I would never go to that neighborhood just for IKEA. I would drive the extra distance to the IKEA in nearby Emeryville which does not have homeless drug addicts. They keep the streets clean in Emeryville. I don't have to worry about my car getting broken into in Emeryville. They have security patrols. The street traffic in San Francisco is the worst. Just driving a short distance could trap you in a traffic jam. Literally, I have seen deranged homeless people stand in the middle of road blocking traffic. Emeryville is easy to drive to and easy to park.

If I still took the train, there is a convenient free shuttle from the train station to IKEA in Emeryvile. I much prefer the safer and more pleasant Bay Street shopping center in Emeryville.
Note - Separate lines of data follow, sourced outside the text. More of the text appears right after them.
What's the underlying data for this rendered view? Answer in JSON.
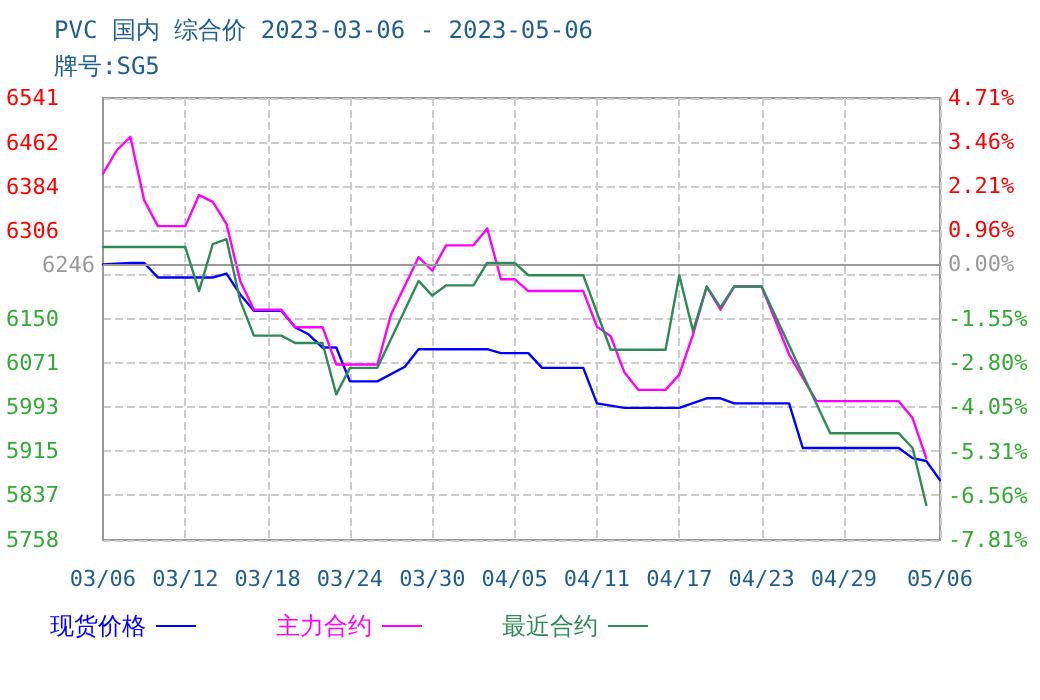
{
  "chart_data": {
    "type": "line",
    "title": "PVC 国内 综合价 2023-03-06 - 2023-05-06",
    "subtitle": "牌号:SG5",
    "xlim": [
      "--03-06",
      "--05-06"
    ],
    "xticks": [
      {
        "value": "--03-06",
        "label": "03/06"
      },
      {
        "value": "--03-12",
        "label": "03/12"
      },
      {
        "value": "--03-18",
        "label": "03/18"
      },
      {
        "value": "--03-24",
        "label": "03/24"
      },
      {
        "value": "--03-30",
        "label": "03/30"
      },
      {
        "value": "--04-05",
        "label": "04/05"
      },
      {
        "value": "--04-11",
        "label": "04/11"
      },
      {
        "value": "--04-17",
        "label": "04/17"
      },
      {
        "value": "--04-23",
        "label": "04/23"
      },
      {
        "value": "--04-29",
        "label": "04/29"
      },
      {
        "value": "--05-06",
        "label": "05/06"
      }
    ],
    "ylim": [
      5758,
      6541
    ],
    "yticks": [
      5758,
      5837,
      5915,
      5993,
      6071,
      6150,
      {
        "value": 6227.8,
        "label": null
      },
      6306,
      6384,
      6462,
      6541
    ],
    "y2lim": [
      -7.81,
      4.71
    ],
    "y2ticks": [
      {
        "value": -7.81,
        "label": "-7.81%"
      },
      {
        "value": -6.56,
        "label": "-6.56%"
      },
      {
        "value": -5.31,
        "label": "-5.31%"
      },
      {
        "value": -4.05,
        "label": "-4.05%"
      },
      {
        "value": -2.8,
        "label": "-2.80%"
      },
      {
        "value": -1.55,
        "label": "-1.55%"
      },
      {
        "value": 0,
        "label": "0.00%"
      },
      {
        "value": 0.96,
        "label": "0.96%"
      },
      {
        "value": 2.21,
        "label": "2.21%"
      },
      {
        "value": 3.46,
        "label": "3.46%"
      },
      {
        "value": 4.71,
        "label": "4.71%"
      }
    ],
    "ref_lines": [
      {
        "axis": "y",
        "value": 6246,
        "label": "6246",
        "color": "#999999"
      }
    ],
    "grid": true,
    "legend": "bottom",
    "marker": "none",
    "line_style": "solid",
    "series": [
      {
        "name": "现货价格",
        "color": "#0000ff",
        "x": [
          "--03-06",
          "--03-08",
          "--03-09",
          "--03-10",
          "--03-14",
          "--03-15",
          "--03-16",
          "--03-17",
          "--03-19",
          "--03-20",
          "--03-21",
          "--03-22",
          "--03-23",
          "--03-24",
          "--03-26",
          "--03-28",
          "--03-29",
          "--04-03",
          "--04-04",
          "--04-06",
          "--04-07",
          "--04-10",
          "--04-11",
          "--04-13",
          "--04-17",
          "--04-19",
          "--04-20",
          "--04-21",
          "--04-25",
          "--04-26",
          "--05-03",
          "--05-04",
          "--05-05",
          "--05-06"
        ],
        "values": [
          6246,
          6249,
          6249,
          6223,
          6223,
          6230,
          6193,
          6164,
          6164,
          6135,
          6122,
          6099,
          6099,
          6039,
          6039,
          6065,
          6096,
          6096,
          6089,
          6089,
          6063,
          6063,
          6000,
          5992,
          5992,
          6009,
          6009,
          6000,
          6000,
          5921,
          5921,
          5903,
          5898,
          5864
        ]
      },
      {
        "name": "主力合约",
        "color": "#ff00ff",
        "x": [
          "--03-06",
          "--03-07",
          "--03-08",
          "--03-09",
          "--03-10",
          "--03-12",
          "--03-13",
          "--03-14",
          "--03-15",
          "--03-16",
          "--03-17",
          "--03-19",
          "--03-20",
          "--03-22",
          "--03-23",
          "--03-26",
          "--03-27",
          "--03-29",
          "--03-30",
          "--03-31",
          "--04-02",
          "--04-03",
          "--04-04",
          "--04-05",
          "--04-06",
          "--04-10",
          "--04-11",
          "--04-12",
          "--04-13",
          "--04-14",
          "--04-16",
          "--04-17",
          "--04-18",
          "--04-19",
          "--04-20",
          "--04-21",
          "--04-23",
          "--04-25",
          "--04-27",
          "--05-03",
          "--05-04",
          "--05-05"
        ],
        "values": [
          6407,
          6448,
          6472,
          6360,
          6314,
          6314,
          6369,
          6357,
          6318,
          6217,
          6166,
          6166,
          6135,
          6135,
          6069,
          6069,
          6158,
          6259,
          6235,
          6280,
          6280,
          6310,
          6220,
          6220,
          6199,
          6199,
          6136,
          6119,
          6055,
          6024,
          6024,
          6051,
          6122,
          6207,
          6166,
          6207,
          6207,
          6087,
          6004,
          6004,
          5974,
          5903
        ]
      },
      {
        "name": "最近合约",
        "color": "#2e8b57",
        "x": [
          "--03-06",
          "--03-12",
          "--03-13",
          "--03-14",
          "--03-15",
          "--03-16",
          "--03-17",
          "--03-19",
          "--03-20",
          "--03-22",
          "--03-23",
          "--03-24",
          "--03-26",
          "--03-29",
          "--03-30",
          "--03-31",
          "--04-02",
          "--04-03",
          "--04-05",
          "--04-06",
          "--04-10",
          "--04-12",
          "--04-16",
          "--04-17",
          "--04-18",
          "--04-19",
          "--04-20",
          "--04-21",
          "--04-23",
          "--04-28",
          "--05-03",
          "--05-04",
          "--05-05"
        ],
        "values": [
          6277,
          6277,
          6199,
          6282,
          6291,
          6182,
          6120,
          6120,
          6107,
          6107,
          6016,
          6063,
          6063,
          6217,
          6191,
          6209,
          6209,
          6249,
          6249,
          6227,
          6227,
          6095,
          6095,
          6227,
          6128,
          6207,
          6170,
          6207,
          6207,
          5947,
          5947,
          5921,
          5820
        ]
      }
    ]
  }
}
I will never go to the IKEA in San Francisco. It is not worth risking your life.
It is unfortunate what has happened. Even 4-5 years ago things like what you describe above were not happening. I have talked to many people who have traveled to San Francisco recently mostly for business reasons and the stories they told me have been quite horrifying. I think the core problem is Union Square. The City has got to get that area cleaned up. Almost every tourist or business person who travels into the city sees it. It is an absolute disgrace of homeless, feces on the roads, needles, constant police activity, vandalism, litter, bad odors. You do not want to go shopping there anymore. You want to do whatever it is you are there for and GET OUT. Before dark.

The last thing you want to do is go linger at an Ikea. Ikea is making a mistake with this location, if they ever actually open it. We see how Target is doing in this neighborhood- closing at 6 PM- still. That is all anyone needs to know to understand what the situation here is.

It isn't all doom and gloom. Trader Joe's has done quite well with their newish store down near Union Square. Somehow that store has been somewhat insulated from issues despite its location. Sure they have theft, but the store is in good order.